Even Labour MPs acknowledged that the role of Speaker was now that of an “activist”

We also learn that Bercow has no hang-ups whatsoever about being short: “It’s quite wrong when some of these more downmarket low-musical fifth-rate scribblers in the tabloids say ‘oh Bercow is the shortest man to ever be speaker’.” He tells listeners that Sir John Bussy, Speaker from 1393-1398, Sir John Wenlock, Speaker from 1455-1456 and Sir Thomas Tresham, the Speaker in 1459 were all shorter. But before you note them down ready to reel off for your virtual Christmas quiz, Bercow has a hilarious punchline: “Although I do have to admit that this was true only after all three of them had been beheaded”.  So the downmarket low-musical fifth-rate scribblers in the tabloids were right then? Thanks John. We’re learning a lot here, but not much about history.

“Is the chair comfy?”, asks Dan Ford from Twitter.

Frances-White had picked the best questions from social media.

“Very. It’s hard to get up. I once sat there for 14 hours and I was dubbed golden bladder”.

Any interviewer worth their salt would have turned a story so dull it wasn’t worth tweeting into a question about the elephant in the room: the “megalomania” charge Bercow was accused of by the press and MPs. “The Chair must have been really comfy John because you didn’t just sit there for 14 hours, did you? You sat there for ten years.” Bercow had promised to step down after nine, but by that point Brexit hadn’t quite finished and since he had turned the once-neutral chair into a partisan combatant in the Brexit process, he couldn’t quite stop.

The constitutional vandalism he wrought almost derailed the Brexit process and, combined with Theresa May’s approach, did more to tarnish the image of politics in recent years than the 2009 expenses scandal. It had such an effect that in campaign literature sent to MPs to vote on the next Speaker, one Labour candidate listed their priorities with the acknowledgement that the role of Speaker was now that of an “activist”.

Sadly Frances-White didn’t ask that.

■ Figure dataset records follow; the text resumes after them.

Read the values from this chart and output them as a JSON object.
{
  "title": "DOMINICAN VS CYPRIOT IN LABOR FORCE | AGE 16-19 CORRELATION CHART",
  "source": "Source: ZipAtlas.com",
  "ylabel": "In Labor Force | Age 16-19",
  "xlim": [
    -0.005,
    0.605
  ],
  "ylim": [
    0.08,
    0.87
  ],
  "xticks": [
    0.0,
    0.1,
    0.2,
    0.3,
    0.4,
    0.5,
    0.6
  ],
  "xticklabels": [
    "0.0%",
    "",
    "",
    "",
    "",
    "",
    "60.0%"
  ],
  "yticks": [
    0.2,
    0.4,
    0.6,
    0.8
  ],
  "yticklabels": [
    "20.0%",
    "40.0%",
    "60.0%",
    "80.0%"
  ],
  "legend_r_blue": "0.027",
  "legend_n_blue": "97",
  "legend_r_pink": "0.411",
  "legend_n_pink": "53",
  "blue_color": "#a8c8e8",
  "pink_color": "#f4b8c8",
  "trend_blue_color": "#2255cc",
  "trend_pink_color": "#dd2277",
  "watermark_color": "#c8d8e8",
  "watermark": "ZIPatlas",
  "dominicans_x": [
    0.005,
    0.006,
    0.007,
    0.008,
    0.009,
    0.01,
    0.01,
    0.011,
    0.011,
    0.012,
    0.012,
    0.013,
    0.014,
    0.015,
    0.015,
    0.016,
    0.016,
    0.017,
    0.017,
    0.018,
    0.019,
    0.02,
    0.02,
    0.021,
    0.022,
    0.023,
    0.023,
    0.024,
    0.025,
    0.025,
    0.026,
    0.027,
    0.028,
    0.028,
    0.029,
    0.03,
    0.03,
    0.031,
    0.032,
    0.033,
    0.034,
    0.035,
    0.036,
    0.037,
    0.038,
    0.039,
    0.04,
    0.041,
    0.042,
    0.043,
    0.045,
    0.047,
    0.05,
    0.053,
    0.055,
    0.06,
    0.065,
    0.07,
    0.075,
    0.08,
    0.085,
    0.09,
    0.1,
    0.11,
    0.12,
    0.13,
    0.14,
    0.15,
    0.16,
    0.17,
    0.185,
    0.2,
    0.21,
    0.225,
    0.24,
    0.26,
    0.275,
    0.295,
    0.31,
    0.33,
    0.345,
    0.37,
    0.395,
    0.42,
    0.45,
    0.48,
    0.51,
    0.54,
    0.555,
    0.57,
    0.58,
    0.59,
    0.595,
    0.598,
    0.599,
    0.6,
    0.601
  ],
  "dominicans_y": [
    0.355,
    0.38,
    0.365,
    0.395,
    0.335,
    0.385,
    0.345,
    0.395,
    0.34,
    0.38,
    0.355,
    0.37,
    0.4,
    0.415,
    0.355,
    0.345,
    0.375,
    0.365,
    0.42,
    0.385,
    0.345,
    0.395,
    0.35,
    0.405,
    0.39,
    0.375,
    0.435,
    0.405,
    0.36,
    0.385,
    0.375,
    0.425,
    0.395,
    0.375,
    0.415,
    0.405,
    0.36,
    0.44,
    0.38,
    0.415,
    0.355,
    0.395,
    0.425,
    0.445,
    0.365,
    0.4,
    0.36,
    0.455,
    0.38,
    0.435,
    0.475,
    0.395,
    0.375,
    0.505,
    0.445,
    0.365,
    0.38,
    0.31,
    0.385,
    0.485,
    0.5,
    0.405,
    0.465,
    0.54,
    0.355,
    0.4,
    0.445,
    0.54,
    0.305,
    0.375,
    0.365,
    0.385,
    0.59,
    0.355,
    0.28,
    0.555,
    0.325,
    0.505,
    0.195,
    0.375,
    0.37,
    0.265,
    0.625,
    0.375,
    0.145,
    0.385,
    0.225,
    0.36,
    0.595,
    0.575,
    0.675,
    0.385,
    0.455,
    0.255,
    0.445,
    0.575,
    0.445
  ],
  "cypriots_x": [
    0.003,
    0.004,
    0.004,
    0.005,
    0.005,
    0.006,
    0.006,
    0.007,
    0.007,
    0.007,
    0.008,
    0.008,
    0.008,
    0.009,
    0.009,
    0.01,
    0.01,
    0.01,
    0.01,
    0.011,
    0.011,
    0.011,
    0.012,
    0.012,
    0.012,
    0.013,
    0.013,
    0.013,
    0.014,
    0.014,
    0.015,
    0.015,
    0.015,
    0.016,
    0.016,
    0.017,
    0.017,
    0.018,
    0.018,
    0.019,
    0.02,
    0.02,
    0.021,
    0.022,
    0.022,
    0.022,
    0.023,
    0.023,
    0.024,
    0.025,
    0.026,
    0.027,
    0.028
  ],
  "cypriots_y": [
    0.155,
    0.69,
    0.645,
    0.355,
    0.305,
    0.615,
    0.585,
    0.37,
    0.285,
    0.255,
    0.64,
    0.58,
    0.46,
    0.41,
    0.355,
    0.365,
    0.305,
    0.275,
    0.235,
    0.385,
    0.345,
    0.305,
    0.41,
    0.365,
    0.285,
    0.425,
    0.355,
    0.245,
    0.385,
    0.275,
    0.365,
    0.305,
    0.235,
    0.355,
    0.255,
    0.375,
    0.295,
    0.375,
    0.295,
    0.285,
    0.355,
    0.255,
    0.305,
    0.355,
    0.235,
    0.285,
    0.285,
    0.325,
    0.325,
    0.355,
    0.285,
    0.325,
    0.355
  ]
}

Nor did the guilty feminist mention the bullying allegations, always denied by Bercow, which went hand-in-hand with the Napoleon-complex many believed he had. An independent report by Dame Laura Cox said there was a tradition of “deference and silence” that “actively sought to cover up abusive conduct” and failed to give no protection to House of Commons staff reporting sexual harassment or bullying. Although she was not responding to individual complaints relating to Bercow, she suggested the leadership of the House was to blame for the toxic culture.

Deborah Frances-White is not Jeremy Paxman and the point of a podcast is not to eviscerate him. But what is the point? In an early exchange Bercow said expressing a view on Trump’s visit to Parliament fell within his “bailiwick”. She finds this word intoxicatingly eccentric and said it sounded “Hogwarts”. But if she’d focussed more on what was and wasn’t in the former Speaker’s bailiwick rather than trying to get the word trending on Twitter, it might have been a more interesting exchange. As it was, I can’t imagine the podcast would appeal to anyone.

Except, of course, to Mr. Bercow. I promise you he’ll love it.